Bobby et Maria n'emmerdaient personne et, bien qu'ados, leur amour n'en était pas moins puissant. Mais leur union mixte entre lui le black et elle la porto-ricaine dérangeait, plus par ignorance, par jalousie qu'autre chose. A tel point que lorsque toux deux croisent les amis de la belle, l'idylle tourne au cauchemar. Recueilli par Moishe dans son appartement improbable dans les bas-fonds de New York, Bobby va se requinquer tout en ruminant sa vengeance envers celui qui lui a pourri la vie.

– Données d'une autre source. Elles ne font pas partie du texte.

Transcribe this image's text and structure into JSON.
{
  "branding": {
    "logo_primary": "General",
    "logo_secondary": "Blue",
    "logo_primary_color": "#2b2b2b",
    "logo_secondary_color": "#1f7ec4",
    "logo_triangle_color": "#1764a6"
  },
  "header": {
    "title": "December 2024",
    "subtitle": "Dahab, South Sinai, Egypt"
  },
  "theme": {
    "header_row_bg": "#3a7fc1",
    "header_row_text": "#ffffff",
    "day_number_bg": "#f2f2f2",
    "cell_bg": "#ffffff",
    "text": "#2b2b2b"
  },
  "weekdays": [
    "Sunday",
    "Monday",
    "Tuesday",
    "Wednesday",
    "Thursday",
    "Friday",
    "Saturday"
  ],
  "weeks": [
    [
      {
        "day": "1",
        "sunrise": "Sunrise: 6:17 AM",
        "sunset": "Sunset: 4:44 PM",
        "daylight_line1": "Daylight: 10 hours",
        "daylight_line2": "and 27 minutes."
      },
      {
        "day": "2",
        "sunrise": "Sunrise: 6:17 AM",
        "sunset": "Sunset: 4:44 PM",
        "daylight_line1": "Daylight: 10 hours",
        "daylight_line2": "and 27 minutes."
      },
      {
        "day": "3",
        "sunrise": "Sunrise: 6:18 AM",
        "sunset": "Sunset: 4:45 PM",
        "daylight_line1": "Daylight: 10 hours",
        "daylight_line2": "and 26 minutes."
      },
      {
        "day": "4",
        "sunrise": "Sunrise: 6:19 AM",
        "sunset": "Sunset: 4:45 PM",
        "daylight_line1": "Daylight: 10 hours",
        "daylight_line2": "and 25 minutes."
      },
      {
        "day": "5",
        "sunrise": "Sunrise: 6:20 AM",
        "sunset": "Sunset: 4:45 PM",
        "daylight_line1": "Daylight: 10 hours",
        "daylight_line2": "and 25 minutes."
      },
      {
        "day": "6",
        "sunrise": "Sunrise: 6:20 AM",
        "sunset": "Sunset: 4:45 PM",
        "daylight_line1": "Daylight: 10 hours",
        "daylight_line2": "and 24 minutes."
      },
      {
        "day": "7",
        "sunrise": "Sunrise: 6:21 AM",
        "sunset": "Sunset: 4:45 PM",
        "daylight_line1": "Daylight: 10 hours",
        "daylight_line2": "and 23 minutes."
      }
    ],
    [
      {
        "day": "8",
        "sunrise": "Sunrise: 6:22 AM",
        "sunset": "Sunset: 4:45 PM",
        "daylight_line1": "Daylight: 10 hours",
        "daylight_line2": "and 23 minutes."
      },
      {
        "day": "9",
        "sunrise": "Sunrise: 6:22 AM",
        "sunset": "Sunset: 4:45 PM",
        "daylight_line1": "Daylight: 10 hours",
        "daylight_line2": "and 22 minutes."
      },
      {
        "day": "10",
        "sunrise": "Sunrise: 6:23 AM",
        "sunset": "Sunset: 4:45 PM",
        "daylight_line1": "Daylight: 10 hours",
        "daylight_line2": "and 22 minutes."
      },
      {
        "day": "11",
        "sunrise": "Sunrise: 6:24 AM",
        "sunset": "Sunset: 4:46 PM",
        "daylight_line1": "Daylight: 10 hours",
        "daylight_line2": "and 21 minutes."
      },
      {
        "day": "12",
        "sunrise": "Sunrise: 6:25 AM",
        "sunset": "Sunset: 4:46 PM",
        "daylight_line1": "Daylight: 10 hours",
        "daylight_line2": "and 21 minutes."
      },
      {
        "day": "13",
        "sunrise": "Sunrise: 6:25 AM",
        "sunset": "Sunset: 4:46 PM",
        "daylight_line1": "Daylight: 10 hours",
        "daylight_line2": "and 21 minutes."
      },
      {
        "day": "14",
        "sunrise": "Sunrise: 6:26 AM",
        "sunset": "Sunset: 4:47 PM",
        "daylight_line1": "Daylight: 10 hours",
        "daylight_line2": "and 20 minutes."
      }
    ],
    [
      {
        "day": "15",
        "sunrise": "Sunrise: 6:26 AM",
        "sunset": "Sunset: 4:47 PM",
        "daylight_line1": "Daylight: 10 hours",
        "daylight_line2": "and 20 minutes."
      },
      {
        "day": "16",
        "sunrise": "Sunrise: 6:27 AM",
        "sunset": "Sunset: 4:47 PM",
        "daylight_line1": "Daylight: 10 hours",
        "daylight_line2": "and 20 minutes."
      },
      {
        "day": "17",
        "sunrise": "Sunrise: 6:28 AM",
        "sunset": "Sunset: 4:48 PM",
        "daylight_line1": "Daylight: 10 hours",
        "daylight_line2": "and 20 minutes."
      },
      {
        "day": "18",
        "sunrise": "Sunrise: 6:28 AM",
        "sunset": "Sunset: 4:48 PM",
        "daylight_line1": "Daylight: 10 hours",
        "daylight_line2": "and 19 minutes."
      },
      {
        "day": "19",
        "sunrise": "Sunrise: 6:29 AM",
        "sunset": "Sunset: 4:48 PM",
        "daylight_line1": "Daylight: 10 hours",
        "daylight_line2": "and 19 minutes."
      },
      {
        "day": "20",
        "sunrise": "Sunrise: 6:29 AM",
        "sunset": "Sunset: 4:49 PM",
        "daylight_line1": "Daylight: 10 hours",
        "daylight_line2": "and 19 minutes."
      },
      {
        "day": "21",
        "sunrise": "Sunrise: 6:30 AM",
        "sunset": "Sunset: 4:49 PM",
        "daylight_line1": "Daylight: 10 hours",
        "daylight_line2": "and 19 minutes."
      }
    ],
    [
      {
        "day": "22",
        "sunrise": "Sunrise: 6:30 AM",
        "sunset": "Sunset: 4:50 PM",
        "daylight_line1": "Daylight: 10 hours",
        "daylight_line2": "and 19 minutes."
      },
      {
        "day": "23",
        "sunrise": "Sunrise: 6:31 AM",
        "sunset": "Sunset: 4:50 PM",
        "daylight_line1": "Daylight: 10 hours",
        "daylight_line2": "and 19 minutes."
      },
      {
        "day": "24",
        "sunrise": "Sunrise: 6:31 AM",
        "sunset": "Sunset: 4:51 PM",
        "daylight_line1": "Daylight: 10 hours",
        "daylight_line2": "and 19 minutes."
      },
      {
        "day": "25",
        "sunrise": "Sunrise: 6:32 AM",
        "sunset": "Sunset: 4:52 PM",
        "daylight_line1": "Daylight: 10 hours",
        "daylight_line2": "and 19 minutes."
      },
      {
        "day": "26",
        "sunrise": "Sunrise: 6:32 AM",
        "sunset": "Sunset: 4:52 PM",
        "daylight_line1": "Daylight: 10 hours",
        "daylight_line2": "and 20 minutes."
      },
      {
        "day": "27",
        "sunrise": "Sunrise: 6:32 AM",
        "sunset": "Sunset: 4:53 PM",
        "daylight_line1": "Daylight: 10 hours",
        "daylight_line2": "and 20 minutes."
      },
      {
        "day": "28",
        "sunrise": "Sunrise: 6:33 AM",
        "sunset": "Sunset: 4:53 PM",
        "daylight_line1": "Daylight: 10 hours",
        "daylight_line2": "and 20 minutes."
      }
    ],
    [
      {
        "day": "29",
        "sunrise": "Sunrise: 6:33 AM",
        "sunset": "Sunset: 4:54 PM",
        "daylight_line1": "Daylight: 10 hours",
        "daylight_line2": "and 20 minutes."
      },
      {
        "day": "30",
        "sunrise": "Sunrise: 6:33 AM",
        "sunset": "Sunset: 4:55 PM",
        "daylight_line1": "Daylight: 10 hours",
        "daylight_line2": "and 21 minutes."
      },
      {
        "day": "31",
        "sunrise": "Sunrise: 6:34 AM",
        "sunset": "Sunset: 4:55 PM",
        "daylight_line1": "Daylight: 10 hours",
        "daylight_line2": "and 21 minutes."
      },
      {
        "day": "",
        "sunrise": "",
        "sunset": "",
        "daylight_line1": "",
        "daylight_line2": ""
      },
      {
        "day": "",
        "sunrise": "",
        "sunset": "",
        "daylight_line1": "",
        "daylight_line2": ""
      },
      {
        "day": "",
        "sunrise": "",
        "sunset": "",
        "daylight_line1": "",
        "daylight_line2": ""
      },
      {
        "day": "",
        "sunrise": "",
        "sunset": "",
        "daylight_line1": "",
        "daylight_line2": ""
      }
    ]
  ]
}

Formidable dénonciation du communautarisme, Le Saule met en scène des caractères totalement largués par les institutions officielles, sans aucune perspective d'avenir. Ainsi la tentation est forte de se projeter dans ce qui est le plus évident, le plus flagrant, se replier sur soi, chercher des certitudes chez son soi-disant semblable, et passer ses nerfs sur celui qui n'a pas la même couleur de peau. Dans la biblio de Selby Le Saule occupe une place réellement à part même si l'on en devinait les prémices avec Requiem for a dream. Selby laisse parler sa part la plus tendre, délaissant définitivement les perversions de Last Exit to Brooklyn pour une histoire classique d'amour filial, où il est surtout question de vengeance et de rédemption. On pourrait croire que Selby dépose les armes, c'est peut-être vrai d'ailleurs, mais en contrepartie il y gagne une plénitude assez en rapport avec son âge avancé lorsqu'il écrit le bouquin. Son style reste toujours aussi ardu à déchiffrer pour celui qui a décidé de s'octroyer un moment de lecture au cours d'une bronzette à Narbonne-Plage mais c'est le seul moyen que Selby a trouvé pour retranscrire au plus près le langage de la rue, le langage du prolétariat, des oubliés de la vie. Plus qu'une œuvre, Le Saule est son testament.